Sascha Wilson
While Coast Guard divers were searching for the body of Samuel Pierre, 21, yesterday, in the Cipero River, his mother was praying that he was alive.
In a brief interview at her Pleasantville home, she said, “I feel my son is still alive. I trust and have faith in God that he is alive. I feel he gets lost in the bush somewhere. I want to see my son come home.”
Samuel Pierre
Marvin Smith
The mother said when his friends came looking for him on Friday morning, she told them that he was not home because she does not like her children to go to other people’s homes. But, Pierre met up with them. While he loves to hunt, especially iguanas, Diablo, the mother of six, does not believe he went hunting because he did not have a bag with him.

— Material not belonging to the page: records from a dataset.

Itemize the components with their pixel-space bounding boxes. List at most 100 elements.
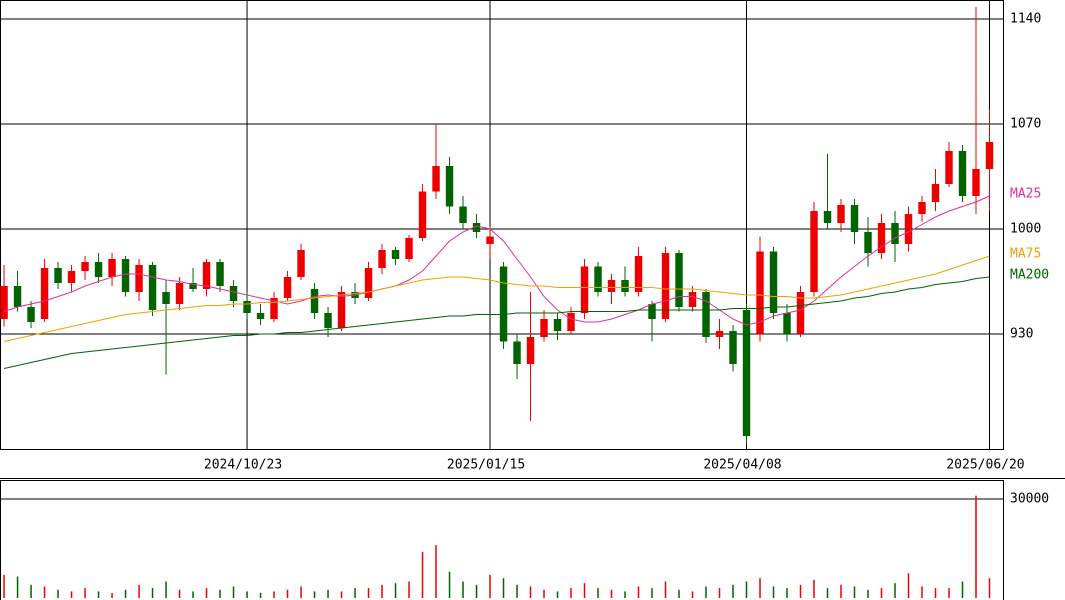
volume-bar (462, 581, 464, 598)
y-tick-label: 1000 (1010, 221, 1041, 236)
volume-bar (97, 591, 100, 598)
volume-bar (205, 588, 208, 598)
candle-body (621, 279, 629, 292)
volume-bar (745, 581, 748, 598)
volume-bar (57, 589, 59, 598)
legend-label: MA25 (1010, 187, 1041, 202)
ma-line (3, 255, 990, 342)
volume-bar (30, 584, 32, 598)
volume-bar (543, 589, 545, 598)
volume-bar (286, 589, 289, 598)
candle-body (27, 306, 35, 322)
candle-body (135, 264, 143, 292)
volume-bar (529, 586, 532, 598)
candle-body (850, 205, 859, 232)
candle-body (216, 261, 224, 286)
candle-body (472, 223, 481, 232)
volume-bar (394, 583, 397, 598)
candle-body (54, 267, 62, 283)
volume-bar (651, 588, 653, 598)
volume-bar (516, 584, 518, 598)
candle-body (985, 142, 994, 170)
volume-bar (327, 589, 329, 598)
volume-bar (84, 588, 86, 598)
volume-bar (246, 591, 248, 598)
volume-bar (367, 588, 370, 598)
price-frame (0, 0, 1004, 450)
candle-body (810, 211, 818, 292)
candle-body (283, 276, 292, 298)
volume-bar (691, 591, 694, 598)
volume-bar (16, 576, 19, 598)
y-tick-label: 30000 (1010, 492, 1049, 507)
volume-bar (880, 588, 883, 598)
volume-bar (853, 586, 856, 598)
candle-body (540, 318, 548, 337)
x-tick-label: 2025/01/15 (447, 458, 525, 473)
legend-label: MA200 (1010, 267, 1049, 282)
volume-bar (718, 588, 721, 598)
candle-body (256, 312, 265, 319)
volume-bar (867, 589, 869, 598)
candle-body (499, 266, 508, 342)
candle-body (310, 288, 319, 313)
volume-bar (138, 584, 140, 598)
candle-body (297, 249, 305, 277)
volume-bar (921, 586, 923, 598)
candle-body (526, 336, 535, 364)
candle-body (337, 291, 346, 328)
candle-body (67, 270, 76, 283)
volume-bar (732, 584, 734, 598)
volume-bar (111, 593, 113, 598)
volume-bar (340, 591, 343, 598)
y-tick-label: 1070 (1010, 117, 1041, 132)
candle-body (418, 191, 427, 238)
volume-bar (192, 591, 194, 598)
candle-body (162, 291, 170, 304)
candle-body (675, 252, 683, 307)
candle-body (972, 169, 980, 197)
volume-bar (151, 588, 154, 598)
volume-bar (610, 589, 613, 598)
candle-body (715, 330, 724, 337)
candle-body (688, 291, 697, 307)
volume-bar (448, 571, 451, 598)
volume-bar (489, 574, 491, 598)
candle-body (202, 261, 211, 289)
volume-bar (664, 581, 667, 598)
volume-bar (354, 588, 356, 598)
volume-bar (43, 586, 46, 598)
volume-bar (826, 588, 829, 598)
volume-bar (219, 589, 221, 598)
candle-body (40, 267, 49, 319)
candle-body (742, 309, 751, 436)
candle-body (958, 151, 967, 197)
volume-bar (259, 593, 262, 598)
volume-bar (934, 588, 937, 598)
volume-bar (300, 586, 302, 598)
candle-body (634, 255, 643, 292)
candle-body (378, 249, 386, 268)
volume-bar (772, 586, 775, 598)
candle-body (121, 258, 130, 292)
candle-body (607, 279, 616, 292)
candle-body (81, 261, 89, 271)
candle-body (270, 297, 278, 319)
x-tick-label: 2025/06/20 (946, 458, 1024, 473)
volume-bar (313, 591, 316, 598)
candle-body (459, 206, 467, 224)
volume-bar (840, 584, 842, 598)
candle-body (364, 267, 373, 298)
volume-bar (759, 578, 761, 598)
candle-body (580, 266, 589, 313)
volume-bar (705, 586, 707, 598)
candle-body (783, 312, 791, 334)
volume-bar (435, 545, 437, 598)
candle-body (405, 237, 413, 259)
volume-bar (273, 591, 275, 598)
candle-body (13, 285, 22, 307)
volume-bar (988, 578, 991, 598)
candle-body (94, 261, 103, 277)
volume-bar (597, 588, 599, 598)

The Coast Guard divers had started their search on Friday and returned to Cipero River at Riverside Drive, San Fernando, where Pierre, fondly called Sammy, disappeared under the murky water while trying to swim to the other side to catch iguanas.
His four friends, including two brothers, all teenagers, raised an alarm and a man searched the water but could not find him. The brothers’ mother Jewel Stewart, a single parent, said her sons knew she was going through financial hardships.
“Yesterday (Friday) they left home to go hunting because due to the situation home they said they would catch iguana to sell and make money to help me out home.” She said she considered Pierre as a son. “So it hurt me as a mother that even though it wasn’t my son and them that drown. Sammy come like a child to me because he does always be by us.” Investigations are continuing.